It's certainly possible that regulations could be constructed, provided that we're only dealing with contracts under the trade agreement thresholds. So if you were talking about contracts under $100,000 for services...although even then you're going to run into a problem with the government contracts regulations, which require an open and competitive bidding process. So then you're really talking about contracts under $25,000.
For contracts that are under $25,000 for services and goods, you could potentially, I guess, create a regulatory regime that would discriminate against a certain class of service providers--maybe. The only reason I say “maybe” is that I just want to be very careful about that potential. So the government would be faced with the task of trying to find a way to carve a set of regulations that would be narrow enough in the monetary amount of contracts that it could still incorporate.

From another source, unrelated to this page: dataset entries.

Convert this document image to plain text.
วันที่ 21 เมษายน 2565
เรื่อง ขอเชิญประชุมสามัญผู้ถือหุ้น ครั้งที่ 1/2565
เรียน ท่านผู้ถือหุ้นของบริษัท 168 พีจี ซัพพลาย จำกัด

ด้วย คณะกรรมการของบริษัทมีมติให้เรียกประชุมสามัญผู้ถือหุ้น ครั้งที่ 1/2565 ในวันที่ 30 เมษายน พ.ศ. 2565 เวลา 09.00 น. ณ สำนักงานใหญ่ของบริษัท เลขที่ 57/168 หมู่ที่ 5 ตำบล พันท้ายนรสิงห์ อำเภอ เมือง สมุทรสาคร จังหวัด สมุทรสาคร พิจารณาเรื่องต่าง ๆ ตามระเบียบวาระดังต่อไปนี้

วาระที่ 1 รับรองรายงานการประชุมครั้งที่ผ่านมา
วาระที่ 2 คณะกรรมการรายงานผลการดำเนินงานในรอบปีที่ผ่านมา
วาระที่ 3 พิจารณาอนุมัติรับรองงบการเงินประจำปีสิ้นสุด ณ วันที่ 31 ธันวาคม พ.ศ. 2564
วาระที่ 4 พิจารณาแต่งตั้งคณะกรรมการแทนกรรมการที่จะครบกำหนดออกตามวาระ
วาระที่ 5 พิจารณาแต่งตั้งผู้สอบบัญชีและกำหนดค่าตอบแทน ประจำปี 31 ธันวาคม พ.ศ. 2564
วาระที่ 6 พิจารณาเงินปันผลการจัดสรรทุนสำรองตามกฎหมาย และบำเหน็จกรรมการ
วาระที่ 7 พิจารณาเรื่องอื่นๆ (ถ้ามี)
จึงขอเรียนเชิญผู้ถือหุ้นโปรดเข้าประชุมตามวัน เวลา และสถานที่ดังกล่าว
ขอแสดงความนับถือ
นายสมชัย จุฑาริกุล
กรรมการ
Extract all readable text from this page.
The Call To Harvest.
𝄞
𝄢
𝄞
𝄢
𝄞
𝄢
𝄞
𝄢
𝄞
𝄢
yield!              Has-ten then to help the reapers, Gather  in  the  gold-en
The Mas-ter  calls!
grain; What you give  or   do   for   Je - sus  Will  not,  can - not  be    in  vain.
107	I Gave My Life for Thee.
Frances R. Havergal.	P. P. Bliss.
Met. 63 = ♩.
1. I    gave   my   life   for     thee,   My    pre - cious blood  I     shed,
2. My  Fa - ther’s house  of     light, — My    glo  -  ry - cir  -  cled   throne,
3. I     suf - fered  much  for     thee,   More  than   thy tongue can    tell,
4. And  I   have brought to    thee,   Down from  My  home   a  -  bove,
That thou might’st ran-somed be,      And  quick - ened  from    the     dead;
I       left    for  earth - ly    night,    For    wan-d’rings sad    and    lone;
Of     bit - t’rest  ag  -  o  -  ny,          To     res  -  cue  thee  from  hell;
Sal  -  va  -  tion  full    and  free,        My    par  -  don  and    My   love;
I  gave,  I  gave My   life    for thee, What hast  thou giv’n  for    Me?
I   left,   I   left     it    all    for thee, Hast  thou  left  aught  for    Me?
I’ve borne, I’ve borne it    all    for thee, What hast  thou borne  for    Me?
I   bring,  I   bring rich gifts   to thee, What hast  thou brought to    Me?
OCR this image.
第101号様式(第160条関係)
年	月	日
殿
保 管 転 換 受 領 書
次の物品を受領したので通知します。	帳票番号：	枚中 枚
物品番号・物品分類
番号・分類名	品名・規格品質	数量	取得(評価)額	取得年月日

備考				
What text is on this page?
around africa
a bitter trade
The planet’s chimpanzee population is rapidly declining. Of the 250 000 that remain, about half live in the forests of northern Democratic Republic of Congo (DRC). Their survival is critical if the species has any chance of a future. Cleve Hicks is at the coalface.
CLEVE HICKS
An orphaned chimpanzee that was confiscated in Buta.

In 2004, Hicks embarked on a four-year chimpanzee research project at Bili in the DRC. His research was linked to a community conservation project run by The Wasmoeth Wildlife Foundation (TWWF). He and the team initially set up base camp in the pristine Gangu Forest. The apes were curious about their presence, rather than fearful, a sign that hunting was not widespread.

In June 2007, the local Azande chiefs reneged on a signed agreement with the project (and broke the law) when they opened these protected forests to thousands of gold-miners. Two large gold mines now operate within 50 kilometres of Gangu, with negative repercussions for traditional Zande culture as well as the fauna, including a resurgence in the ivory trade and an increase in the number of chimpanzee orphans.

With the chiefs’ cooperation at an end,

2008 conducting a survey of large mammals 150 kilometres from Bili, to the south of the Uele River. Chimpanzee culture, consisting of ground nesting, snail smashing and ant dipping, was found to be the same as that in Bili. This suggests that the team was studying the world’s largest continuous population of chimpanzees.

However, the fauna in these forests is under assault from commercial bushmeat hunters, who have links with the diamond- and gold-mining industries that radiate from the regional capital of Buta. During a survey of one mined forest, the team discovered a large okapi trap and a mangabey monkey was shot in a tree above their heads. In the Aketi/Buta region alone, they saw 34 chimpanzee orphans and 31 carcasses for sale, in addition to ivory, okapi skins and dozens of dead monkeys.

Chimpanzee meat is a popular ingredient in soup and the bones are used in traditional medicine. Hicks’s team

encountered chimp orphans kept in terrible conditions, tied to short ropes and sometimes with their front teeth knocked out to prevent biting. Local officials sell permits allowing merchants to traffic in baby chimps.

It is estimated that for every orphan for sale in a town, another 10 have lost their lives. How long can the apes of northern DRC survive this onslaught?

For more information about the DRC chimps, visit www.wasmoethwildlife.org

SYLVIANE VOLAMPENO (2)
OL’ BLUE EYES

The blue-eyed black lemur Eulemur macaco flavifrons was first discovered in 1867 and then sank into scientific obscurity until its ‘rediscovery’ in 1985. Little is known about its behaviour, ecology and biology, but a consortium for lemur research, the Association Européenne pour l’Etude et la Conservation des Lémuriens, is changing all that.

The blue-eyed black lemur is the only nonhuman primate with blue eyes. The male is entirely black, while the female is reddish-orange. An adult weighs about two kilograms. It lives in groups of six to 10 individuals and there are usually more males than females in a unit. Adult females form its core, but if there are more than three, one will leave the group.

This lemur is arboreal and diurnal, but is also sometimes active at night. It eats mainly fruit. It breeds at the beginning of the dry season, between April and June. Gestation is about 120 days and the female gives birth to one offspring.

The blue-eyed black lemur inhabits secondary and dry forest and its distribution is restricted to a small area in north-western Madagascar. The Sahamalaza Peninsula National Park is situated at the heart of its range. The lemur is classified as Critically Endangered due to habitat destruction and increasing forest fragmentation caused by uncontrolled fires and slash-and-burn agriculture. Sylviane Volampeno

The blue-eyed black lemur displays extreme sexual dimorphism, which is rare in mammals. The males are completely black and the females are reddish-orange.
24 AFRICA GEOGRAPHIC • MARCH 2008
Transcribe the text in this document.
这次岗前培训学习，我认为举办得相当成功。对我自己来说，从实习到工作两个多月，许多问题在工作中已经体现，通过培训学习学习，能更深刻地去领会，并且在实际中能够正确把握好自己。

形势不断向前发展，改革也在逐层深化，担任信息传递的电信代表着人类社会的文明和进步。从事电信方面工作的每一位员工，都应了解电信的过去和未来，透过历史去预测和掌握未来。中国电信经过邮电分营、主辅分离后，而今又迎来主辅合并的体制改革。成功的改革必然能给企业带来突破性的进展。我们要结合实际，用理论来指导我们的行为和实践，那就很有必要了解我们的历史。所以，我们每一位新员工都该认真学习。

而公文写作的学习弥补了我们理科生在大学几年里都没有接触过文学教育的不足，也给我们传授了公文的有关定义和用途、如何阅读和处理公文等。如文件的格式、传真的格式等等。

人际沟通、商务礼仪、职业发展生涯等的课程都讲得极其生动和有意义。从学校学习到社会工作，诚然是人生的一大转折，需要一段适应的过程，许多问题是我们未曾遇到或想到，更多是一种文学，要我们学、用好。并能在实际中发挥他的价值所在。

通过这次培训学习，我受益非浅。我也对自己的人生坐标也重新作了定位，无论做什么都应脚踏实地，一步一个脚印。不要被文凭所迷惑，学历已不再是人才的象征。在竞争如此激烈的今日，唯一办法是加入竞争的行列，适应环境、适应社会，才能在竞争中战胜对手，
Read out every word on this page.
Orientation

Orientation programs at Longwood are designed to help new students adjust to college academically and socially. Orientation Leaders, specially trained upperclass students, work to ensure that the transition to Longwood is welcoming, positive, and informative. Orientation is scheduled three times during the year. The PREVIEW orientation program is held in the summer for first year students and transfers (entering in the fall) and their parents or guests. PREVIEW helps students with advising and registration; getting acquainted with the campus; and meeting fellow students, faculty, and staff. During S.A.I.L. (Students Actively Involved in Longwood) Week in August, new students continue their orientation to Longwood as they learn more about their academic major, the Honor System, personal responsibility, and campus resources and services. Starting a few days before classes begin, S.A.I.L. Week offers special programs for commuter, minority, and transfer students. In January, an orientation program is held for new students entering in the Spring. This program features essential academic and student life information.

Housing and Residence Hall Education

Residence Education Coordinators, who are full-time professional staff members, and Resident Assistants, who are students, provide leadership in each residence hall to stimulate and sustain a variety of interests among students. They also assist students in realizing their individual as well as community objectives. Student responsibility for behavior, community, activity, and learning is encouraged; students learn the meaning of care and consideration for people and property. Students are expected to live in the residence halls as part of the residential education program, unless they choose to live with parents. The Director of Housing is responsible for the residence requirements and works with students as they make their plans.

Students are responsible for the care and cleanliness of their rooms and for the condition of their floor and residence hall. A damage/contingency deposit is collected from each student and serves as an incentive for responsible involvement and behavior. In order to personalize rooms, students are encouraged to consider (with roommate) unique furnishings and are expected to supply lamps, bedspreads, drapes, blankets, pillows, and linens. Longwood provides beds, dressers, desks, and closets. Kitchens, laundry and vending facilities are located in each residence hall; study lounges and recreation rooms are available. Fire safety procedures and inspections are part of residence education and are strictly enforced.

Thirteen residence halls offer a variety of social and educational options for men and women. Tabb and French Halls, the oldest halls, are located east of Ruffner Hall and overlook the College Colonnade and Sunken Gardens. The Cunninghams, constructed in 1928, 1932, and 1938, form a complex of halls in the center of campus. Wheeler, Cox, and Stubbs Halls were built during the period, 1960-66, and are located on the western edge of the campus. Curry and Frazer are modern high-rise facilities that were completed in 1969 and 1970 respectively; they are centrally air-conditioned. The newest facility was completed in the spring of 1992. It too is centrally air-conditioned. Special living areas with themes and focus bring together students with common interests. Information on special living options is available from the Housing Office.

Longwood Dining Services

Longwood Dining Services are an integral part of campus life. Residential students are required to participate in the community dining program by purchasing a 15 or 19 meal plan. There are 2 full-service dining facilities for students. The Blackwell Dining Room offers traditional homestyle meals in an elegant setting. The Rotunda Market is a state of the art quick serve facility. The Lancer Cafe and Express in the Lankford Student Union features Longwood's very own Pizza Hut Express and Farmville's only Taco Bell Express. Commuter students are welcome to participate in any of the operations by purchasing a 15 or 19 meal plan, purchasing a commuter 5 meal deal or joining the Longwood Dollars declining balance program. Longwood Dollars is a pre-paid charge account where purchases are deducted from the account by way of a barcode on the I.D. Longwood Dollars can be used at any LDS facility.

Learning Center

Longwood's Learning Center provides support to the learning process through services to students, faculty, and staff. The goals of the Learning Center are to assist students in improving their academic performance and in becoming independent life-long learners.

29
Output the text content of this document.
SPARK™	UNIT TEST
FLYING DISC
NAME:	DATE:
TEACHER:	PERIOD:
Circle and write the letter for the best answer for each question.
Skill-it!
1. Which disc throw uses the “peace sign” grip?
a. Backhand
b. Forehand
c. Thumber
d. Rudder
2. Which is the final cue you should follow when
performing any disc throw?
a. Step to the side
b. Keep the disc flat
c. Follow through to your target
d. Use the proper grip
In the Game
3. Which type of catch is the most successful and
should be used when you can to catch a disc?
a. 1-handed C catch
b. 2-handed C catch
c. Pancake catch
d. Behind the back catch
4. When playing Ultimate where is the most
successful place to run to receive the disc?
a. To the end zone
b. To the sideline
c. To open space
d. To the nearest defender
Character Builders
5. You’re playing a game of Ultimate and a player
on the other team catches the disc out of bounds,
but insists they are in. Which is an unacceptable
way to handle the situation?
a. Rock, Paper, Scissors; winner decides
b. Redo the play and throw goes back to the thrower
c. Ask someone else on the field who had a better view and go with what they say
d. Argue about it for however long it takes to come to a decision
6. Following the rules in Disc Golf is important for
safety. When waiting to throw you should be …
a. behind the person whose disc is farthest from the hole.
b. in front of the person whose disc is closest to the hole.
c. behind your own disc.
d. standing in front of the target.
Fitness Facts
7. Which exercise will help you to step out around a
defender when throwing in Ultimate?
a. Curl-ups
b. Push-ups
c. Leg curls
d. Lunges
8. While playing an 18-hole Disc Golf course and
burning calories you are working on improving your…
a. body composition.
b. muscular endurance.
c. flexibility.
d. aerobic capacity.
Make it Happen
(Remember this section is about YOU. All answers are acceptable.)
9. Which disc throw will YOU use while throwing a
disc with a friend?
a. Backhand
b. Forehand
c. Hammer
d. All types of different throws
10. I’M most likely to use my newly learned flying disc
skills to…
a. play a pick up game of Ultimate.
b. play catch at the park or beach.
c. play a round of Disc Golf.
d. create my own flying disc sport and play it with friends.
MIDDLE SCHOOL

I keep saying “discriminatory” because in the procurement world that's what it is.
If you were going to do that, as long as you kept it under $25,000 you would probably be okay. But even under $25,000, while it's not a regulatory requirement, the government still tries to compete where possible. It's just the notion that if you have an open and transparent bidding process, then you only have the relevant factors coming into play on the actual criteria that you sent out and that companies are coming back and bidding against.
I'm struggling with trying to figure out how we could do the regulations. The only thing I keep coming back to is that if we were staying under $25,000, then it might be possible to do the regulations.